Callahan admits there were times she didn’t know if she could be a coach – not because of any doubts of her capabilities, but because she had seen few women approach that level in pro baseball. When Rachel Balkovec was hired in 2019 by the Yankees as a Minor League hitting coach, everything changed.
“I remember where I was when I first saw she had been hired as a coach," she said. "I remember pulling it up on my phone and reading it and just being in awe. Like, ‘Oh my gosh, this is real.' People like her and [Red Sox Minor League coach] Bianca Smith paving the way, it's empowering and it's really cool to be a part of that."
A few years later, it’s become real for Callahan. Speaking with Pittsburgh media on Tuesday, she not only thanked those women who coached before her, but gave shoutouts to women in the Pirates' on-field operations, including pro scout Kinza Baad and Minor League operations assistant Paige Moshier.
Being a part of that group still hasn’t quite set in for Callahan yet: “I’m still pinching myself on a daily basis,” she said.
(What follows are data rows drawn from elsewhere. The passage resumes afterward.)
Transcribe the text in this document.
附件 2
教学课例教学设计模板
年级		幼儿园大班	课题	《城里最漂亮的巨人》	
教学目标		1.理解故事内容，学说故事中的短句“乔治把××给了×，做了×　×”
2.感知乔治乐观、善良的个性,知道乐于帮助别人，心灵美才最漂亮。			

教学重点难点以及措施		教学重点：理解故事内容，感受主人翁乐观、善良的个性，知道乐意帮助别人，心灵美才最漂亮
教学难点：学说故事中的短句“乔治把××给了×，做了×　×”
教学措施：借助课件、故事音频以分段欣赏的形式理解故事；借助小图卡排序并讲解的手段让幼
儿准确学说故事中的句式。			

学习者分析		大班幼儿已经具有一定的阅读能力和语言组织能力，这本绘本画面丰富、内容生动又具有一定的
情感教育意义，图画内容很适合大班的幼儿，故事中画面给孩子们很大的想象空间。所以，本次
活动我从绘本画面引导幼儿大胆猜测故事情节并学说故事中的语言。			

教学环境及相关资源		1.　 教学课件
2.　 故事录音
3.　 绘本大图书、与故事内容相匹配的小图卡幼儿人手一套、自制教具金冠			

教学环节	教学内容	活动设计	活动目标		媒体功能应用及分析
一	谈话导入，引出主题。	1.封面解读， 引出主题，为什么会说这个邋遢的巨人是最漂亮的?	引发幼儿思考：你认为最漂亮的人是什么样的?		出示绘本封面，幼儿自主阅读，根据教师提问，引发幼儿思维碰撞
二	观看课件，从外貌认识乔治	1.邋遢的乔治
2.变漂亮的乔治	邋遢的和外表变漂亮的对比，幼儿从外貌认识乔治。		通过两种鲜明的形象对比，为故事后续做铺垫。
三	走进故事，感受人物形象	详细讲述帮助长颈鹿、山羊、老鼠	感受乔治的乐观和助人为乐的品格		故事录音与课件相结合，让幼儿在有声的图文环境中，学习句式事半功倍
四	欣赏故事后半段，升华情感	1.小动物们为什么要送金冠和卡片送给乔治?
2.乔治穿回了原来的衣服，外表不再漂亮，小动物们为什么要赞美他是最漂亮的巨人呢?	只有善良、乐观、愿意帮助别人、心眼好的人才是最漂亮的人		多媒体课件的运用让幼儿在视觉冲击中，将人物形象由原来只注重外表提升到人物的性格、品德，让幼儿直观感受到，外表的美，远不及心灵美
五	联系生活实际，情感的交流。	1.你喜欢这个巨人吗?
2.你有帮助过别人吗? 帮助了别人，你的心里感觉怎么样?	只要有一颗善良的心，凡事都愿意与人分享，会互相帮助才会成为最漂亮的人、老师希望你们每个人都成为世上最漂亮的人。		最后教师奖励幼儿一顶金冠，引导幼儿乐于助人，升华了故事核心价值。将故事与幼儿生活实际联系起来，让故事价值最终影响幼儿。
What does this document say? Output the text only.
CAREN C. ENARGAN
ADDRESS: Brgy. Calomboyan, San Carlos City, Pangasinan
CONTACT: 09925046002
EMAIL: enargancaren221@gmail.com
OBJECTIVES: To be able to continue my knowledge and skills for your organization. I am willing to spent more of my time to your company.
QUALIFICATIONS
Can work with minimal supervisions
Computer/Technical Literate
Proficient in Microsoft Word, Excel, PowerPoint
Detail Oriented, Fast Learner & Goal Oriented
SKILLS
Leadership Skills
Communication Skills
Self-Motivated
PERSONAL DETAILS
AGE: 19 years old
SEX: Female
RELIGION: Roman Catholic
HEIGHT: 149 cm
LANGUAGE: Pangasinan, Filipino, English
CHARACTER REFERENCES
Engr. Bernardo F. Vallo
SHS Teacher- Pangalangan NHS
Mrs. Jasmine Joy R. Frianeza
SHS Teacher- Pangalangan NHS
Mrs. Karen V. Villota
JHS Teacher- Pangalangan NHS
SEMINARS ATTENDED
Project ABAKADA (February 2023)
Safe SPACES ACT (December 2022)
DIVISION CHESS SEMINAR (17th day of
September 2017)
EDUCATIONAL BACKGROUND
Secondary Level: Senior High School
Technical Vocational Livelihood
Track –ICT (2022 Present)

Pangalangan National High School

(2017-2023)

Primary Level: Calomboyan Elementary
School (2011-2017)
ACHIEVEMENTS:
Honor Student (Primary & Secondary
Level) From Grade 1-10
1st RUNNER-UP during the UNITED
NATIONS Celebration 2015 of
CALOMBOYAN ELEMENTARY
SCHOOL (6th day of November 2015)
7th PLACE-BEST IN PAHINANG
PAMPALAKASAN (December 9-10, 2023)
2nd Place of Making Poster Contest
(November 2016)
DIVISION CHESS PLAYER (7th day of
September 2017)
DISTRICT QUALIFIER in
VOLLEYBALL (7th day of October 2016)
But her resilience in the face of rejections for coaching positions and doubts about her future propelled her to make history with the Pirates, and she hopes it sets an example for other girls and women who have a passion for baseball.
“I may not have gotten that coaching position last year, but I went back with the Reds and I did that job to the best of my abilities,” Callahan said. “I showed up every day and tried my best, and it set me up to be in the position I'm at this year.
“Things happen for a reason. Stay persistent.”